Новому посетителю Ивана Александровича Перервина лет тридцать пять. Он заметно хромает на левую ногу. Одет как-то уж очень ярко и безвкусно: зеленый костюм, отчаянно рыжие ботинки, розовый галстук с нелепым синим цветочком посредине. И все это базарное, мещанское, рассчитанное на дешевый шик. На преждевременно полысевшей голове редкие рыжеватые волосики на висках явно завиты мелкими крутыми колечками. Глаза наглые и в то же время трусливые, как у [203] хищного зверька, готового больно укусить исподтишка и тут же юркнуть в кусты. И за десять шагов разит от него запахом дешевого одеколона.

Нет, посетитель с первого взгляда не понравился Перервину. Переводчик сразу же заметил это по особой собранности Ивана Александровича и по сухим ноткам, с которыми было предложено гостю сесть.

— Я — парикмахер. Скромный парикмахер, — рекомендуется посетитель.

Внимательно следя за выражением глаз Перервина, он пространно и витиевато рассказывает, что родился в рабочей семье, что «жестокий мир капитализма» не дал ему возможности учиться — и он стал парикмахером. Как выходец из рабочей семьи, он ненавидел наци. Его совесть, его рабочая совесть не позволяла ему сотрудничать с ними, и он с превеликим трудом, подчас даже рискуя жизнью, добился, что его не взяли в «грабительскую армию кровавого Гитлера».
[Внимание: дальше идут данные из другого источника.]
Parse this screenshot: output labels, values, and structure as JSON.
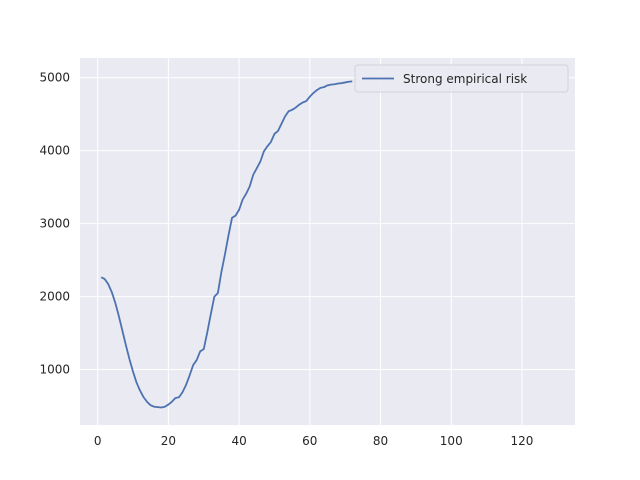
{
  "chart_data": {
    "type": "line",
    "title": "",
    "xlabel": "",
    "ylabel": "",
    "xlim": [
      -5,
      135
    ],
    "ylim": [
      240,
      5270
    ],
    "grid": true,
    "legend_position": "top-right",
    "x_ticks": [
      0,
      20,
      40,
      60,
      80,
      100,
      120
    ],
    "y_ticks": [
      1000,
      2000,
      3000,
      4000,
      5000
    ],
    "colors": {
      "background": "#eaeaf2",
      "grid": "#ffffff",
      "series": "#4c72b0"
    },
    "series": [
      {
        "name": "Strong empirical risk",
        "color": "#4c72b0",
        "x": [
          1,
          2,
          3,
          4,
          5,
          6,
          7,
          8,
          9,
          10,
          11,
          12,
          13,
          14,
          15,
          16,
          17,
          18,
          19,
          20,
          21,
          22,
          23,
          24,
          25,
          26,
          27,
          28,
          29,
          30,
          31,
          32,
          33,
          34,
          35,
          36,
          37,
          38,
          39,
          40,
          41,
          42,
          43,
          44,
          45,
          46,
          47,
          48,
          49,
          50,
          51,
          52,
          53,
          54,
          55,
          56,
          57,
          58,
          59,
          60,
          61,
          62,
          63,
          64,
          65,
          66,
          67,
          68,
          69,
          70,
          71,
          72
        ],
        "y": [
          2265,
          2240,
          2170,
          2060,
          1910,
          1730,
          1530,
          1330,
          1140,
          970,
          820,
          710,
          620,
          555,
          510,
          490,
          485,
          480,
          490,
          520,
          560,
          610,
          620,
          690,
          790,
          920,
          1060,
          1130,
          1250,
          1280,
          1510,
          1760,
          2000,
          2050,
          2340,
          2580,
          2840,
          3080,
          3110,
          3190,
          3330,
          3410,
          3510,
          3670,
          3760,
          3850,
          3990,
          4060,
          4120,
          4230,
          4270,
          4370,
          4470,
          4540,
          4560,
          4590,
          4630,
          4660,
          4680,
          4740,
          4790,
          4830,
          4860,
          4870,
          4895,
          4905,
          4910,
          4920,
          4925,
          4935,
          4945,
          4950
        ]
      }
    ]
  }
}
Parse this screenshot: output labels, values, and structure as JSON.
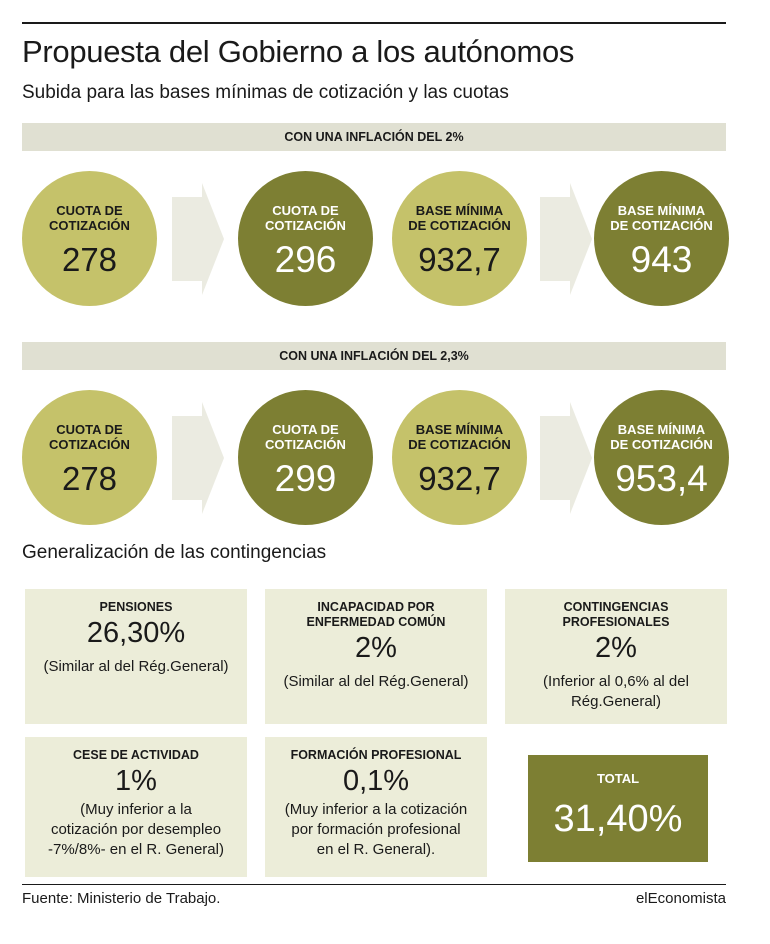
{
  "header": {
    "title": "Propuesta del Gobierno a los autónomos",
    "subtitle": "Subida para las bases mínimas de cotización y las cuotas"
  },
  "scenarios": [
    {
      "band_label": "CON UNA INFLACIÓN DEL 2%",
      "cuota_label": "CUOTA DE\nCOTIZACIÓN",
      "cuota_from": "278",
      "cuota_to": "296",
      "base_label": "BASE MÍNIMA\nDE COTIZACIÓN",
      "base_from": "932,7",
      "base_to": "943"
    },
    {
      "band_label": "CON UNA INFLACIÓN DEL 2,3%",
      "cuota_label": "CUOTA DE\nCOTIZACIÓN",
      "cuota_from": "278",
      "cuota_to": "299",
      "base_label": "BASE MÍNIMA\nDE COTIZACIÓN",
      "base_from": "932,7",
      "base_to": "953,4"
    }
  ],
  "contingencies": {
    "title": "Generalización de las contingencias",
    "items": [
      {
        "label": "PENSIONES",
        "value": "26,30%",
        "note": "(Similar al del Rég.General)"
      },
      {
        "label": "INCAPACIDAD POR\nENFERMEDAD COMÚN",
        "value": "2%",
        "note": "(Similar al del Rég.General)"
      },
      {
        "label": "CONTINGENCIAS\nPROFESIONALES",
        "value": "2%",
        "note": "(Inferior al 0,6% al del\nRég.General)"
      },
      {
        "label": "CESE DE ACTIVIDAD",
        "value": "1%",
        "note": "(Muy inferior a la\ncotización por desempleo\n-7%/8%- en el R. General)"
      },
      {
        "label": "FORMACIÓN PROFESIONAL",
        "value": "0,1%",
        "note": "(Muy inferior a la cotización\npor formación profesional\nen el R. General)."
      }
    ],
    "total": {
      "label": "TOTAL",
      "value": "31,40%"
    }
  },
  "footer": {
    "source": "Fuente: Ministerio de Trabajo.",
    "brand": "elEconomista"
  },
  "colors": {
    "light_olive": "#c5c26a",
    "dark_olive": "#7d7f33",
    "band_gray": "#e0e0d2",
    "box_beige": "#ecedd9",
    "arrow_gray": "#ebebe1"
  }
}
— Я не повинен ни в одной капле крови, пролитой советскими войсками, — с гордостью добавляет он.

— Простите, у вас, кажется, повреждена нога? — перебивает подполковник.

— Да, да, хромой от рождения... То есть не совсем так...

Посетитель явно смущен репликой Перервина. Он впился в него глазами, пытаясь понять, почему задан этот вопрос, и старается смягчить неловкость пространным и жалостным рассказом о том, как трехлетним, оставленным без присмотра ребенком, он упал с крыши сарая, как не было средств у родителей пригласить врачей («Вот он, ужас капиталистического мира!») и как всю жизнь страдал от своей хромоты.

Перервин внимательно слушает, молча кивает головой. Посетитель успокаивается и снова хнычет о том, как трудно прожить с семьей, имея парикмахерскую на окраине Вены, в рабочем районе: «Клиентура бедна, ее культурные запросы мизерны, и нет возможности проявить свой парикмахерский талант!»

— Спроси его, что ему от меня надо, — нетерпеливо бросает переводчику Перервин.

— Я пришел за советом и поддержкой, господин офицер. [204]

И снова льются слова — стертые, штампованные, заранее придуманные, и снова все тот же внимательный бегающий взгляд наглых и трусливых глаз.

Парикмахер, оказывается, до сих пор прожил беспартийным: в Австрии не нашлось партии, которая была бы ему по душе, а с коммунистами во время немецкой оккупации он не смог наладить связь («Такое время, господин офицер: произвол, грубая сила, честные люди в подполье»). Но теперь, когда Австрия «вступила в новую, светлую эпоху», когда «выходцу из рабочей среды широко открыты все дороги», он не может позволить себе стоять в стороне, он должен «окунуться в вихрь общественной жизни».

— Словом, я хотел бы вступить в коммунистическую партию.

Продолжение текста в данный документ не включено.